ECH: What are the most common data management challenges that you see across research disciplines and how can they be overcome?

<Listen to Sophia Lafferty-Hess' answer here or continue reading the interview:>

Sophia Lafferty-Hess: I would say there are three common challenges we see. One is the challenge that comes with establishing workflows, especially with collaborative research. The more people engaged in a project, the more complex the workflow. Good data management practices rely upon consistency, commitments to good documentation, and establishing standardized procedures. When you are working on a team this requires buy-in to follow procedures, developing open lines of communication, and forethought in planning. We found many groups at Duke that are committed to doing it right, building consensus on a team, and then iterating to improve. All of these workflow choices have downstream implications for things like reproducibility, data sharing, and research integrity. Another common challenge is sharing research data ethically and legally. With human subjects data and other sensitive data, you have to be really careful to make sure you are fully de-identifying data (which isn’t always straightforward). You also need to think ahead and make sure you consent participants to allow for data sharing. Often, researchers use data from secondary sources and they need to make sure that they have the rights to disseminate those data. And while we recognize the value of openness, some data just can’t be shared openly. In these situations we have to identify options for safely sharing or archiving.

The last challenge we have addressed is helping researchers to see their data through the lens of a secondary user. People are often so close to their data and their processes that it is sometimes a challenge to step outside their experience in order to understand the documentation that is necessary for others to understand and reuse their data. We try to help by curating data and try to simplify the publication process while still adhering to standards.

ECH: What are some of the long term goals/projects that your department is now working to implement?

<Listen to Sophia Lafferty-Hess' answer here or continue reading the interview:>

SLH: One of our big projects this summer is collaborating with OIT and research computing to integrate Globus with the repository.
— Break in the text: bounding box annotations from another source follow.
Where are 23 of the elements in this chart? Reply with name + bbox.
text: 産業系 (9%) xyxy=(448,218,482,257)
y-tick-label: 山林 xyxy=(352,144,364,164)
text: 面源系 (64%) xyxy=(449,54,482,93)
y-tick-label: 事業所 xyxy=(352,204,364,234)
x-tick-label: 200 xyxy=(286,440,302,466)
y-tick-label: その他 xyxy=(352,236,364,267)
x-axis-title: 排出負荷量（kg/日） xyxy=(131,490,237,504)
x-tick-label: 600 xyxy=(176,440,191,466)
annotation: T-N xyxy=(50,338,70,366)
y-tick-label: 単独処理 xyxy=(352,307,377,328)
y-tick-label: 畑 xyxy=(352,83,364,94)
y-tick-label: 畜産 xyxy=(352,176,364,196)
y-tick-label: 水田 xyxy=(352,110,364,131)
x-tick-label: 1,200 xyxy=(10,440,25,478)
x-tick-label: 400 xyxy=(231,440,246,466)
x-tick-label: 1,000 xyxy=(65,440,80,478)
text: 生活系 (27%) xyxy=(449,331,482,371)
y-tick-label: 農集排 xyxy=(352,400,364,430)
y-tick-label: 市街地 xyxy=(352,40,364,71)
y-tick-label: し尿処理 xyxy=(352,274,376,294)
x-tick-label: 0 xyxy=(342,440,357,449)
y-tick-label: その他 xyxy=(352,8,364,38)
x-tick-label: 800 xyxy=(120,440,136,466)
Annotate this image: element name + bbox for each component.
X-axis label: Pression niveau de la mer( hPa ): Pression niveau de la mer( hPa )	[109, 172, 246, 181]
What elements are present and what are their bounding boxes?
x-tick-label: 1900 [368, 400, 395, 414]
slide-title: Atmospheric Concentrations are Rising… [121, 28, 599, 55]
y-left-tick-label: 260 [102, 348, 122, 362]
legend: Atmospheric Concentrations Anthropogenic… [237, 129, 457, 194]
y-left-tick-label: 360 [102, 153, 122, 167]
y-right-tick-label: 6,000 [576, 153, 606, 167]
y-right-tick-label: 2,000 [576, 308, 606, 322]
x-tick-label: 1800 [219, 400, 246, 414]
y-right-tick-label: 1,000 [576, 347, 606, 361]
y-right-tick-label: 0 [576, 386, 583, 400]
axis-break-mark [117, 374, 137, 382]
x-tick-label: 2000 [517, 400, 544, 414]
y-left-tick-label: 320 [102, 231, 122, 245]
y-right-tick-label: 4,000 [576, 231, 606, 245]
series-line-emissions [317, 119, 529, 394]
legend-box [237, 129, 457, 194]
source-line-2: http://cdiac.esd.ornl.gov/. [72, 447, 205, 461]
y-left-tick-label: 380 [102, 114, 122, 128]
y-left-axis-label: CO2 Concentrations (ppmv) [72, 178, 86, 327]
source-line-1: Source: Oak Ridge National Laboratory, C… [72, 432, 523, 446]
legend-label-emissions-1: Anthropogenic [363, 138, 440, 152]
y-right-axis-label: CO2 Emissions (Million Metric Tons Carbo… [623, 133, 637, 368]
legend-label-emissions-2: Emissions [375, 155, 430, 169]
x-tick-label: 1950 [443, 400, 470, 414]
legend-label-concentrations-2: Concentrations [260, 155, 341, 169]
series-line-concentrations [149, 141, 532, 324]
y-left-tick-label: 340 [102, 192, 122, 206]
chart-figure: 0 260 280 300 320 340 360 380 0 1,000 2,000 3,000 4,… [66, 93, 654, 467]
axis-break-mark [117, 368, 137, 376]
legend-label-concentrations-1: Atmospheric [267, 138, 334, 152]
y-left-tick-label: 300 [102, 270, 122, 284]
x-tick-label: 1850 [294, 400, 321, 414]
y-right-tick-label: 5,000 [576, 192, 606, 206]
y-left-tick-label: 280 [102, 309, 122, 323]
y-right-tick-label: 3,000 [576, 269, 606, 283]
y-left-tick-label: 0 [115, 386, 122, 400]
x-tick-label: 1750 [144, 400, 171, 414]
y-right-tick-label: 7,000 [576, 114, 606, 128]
Globus is a platform supported by Duke that facilitates large file transfers. The goal of this project is to make it easier for researchers to send us large data for deposit and for end users to download these data. We hope to roll these features out in early fall and we are really excited to be able to more effectively support the disciplines that are producing large scale data at Duke.

We are also working on revising our curriculum that teaches graduate students data management skills. As a partner institution within the Data Curation Network, we have been re-tooling DCN curriculum aimed at teaching librarians and archivists data curation skills. Researchers are the main curators of their own data, so we want to help students practice these skills through hands-on activities and discussion so they can apply them during their careers.

ECH: What is one message you would like to send the researchers, students and faculty who read this interview?

SLF: Good data management is not an all-or-nothing thing. I would encourage researchers to identify small goals. Whether that is “I am going to implement a file naming convention and stick with it for my next project” or “I am going to use Friday afternoons to make sure I keep my documentation up-to-date” or “For my next project, I am going to share my data openly through a data repository.”  or “I am going to start learning a programming language to make my research more reproducible.” Think about the incremental changes you can make, build on that, and then those practices become the norm. Finally, remember that you don’t have to do it alone. We are lucky here at Duke to have a village to support data management.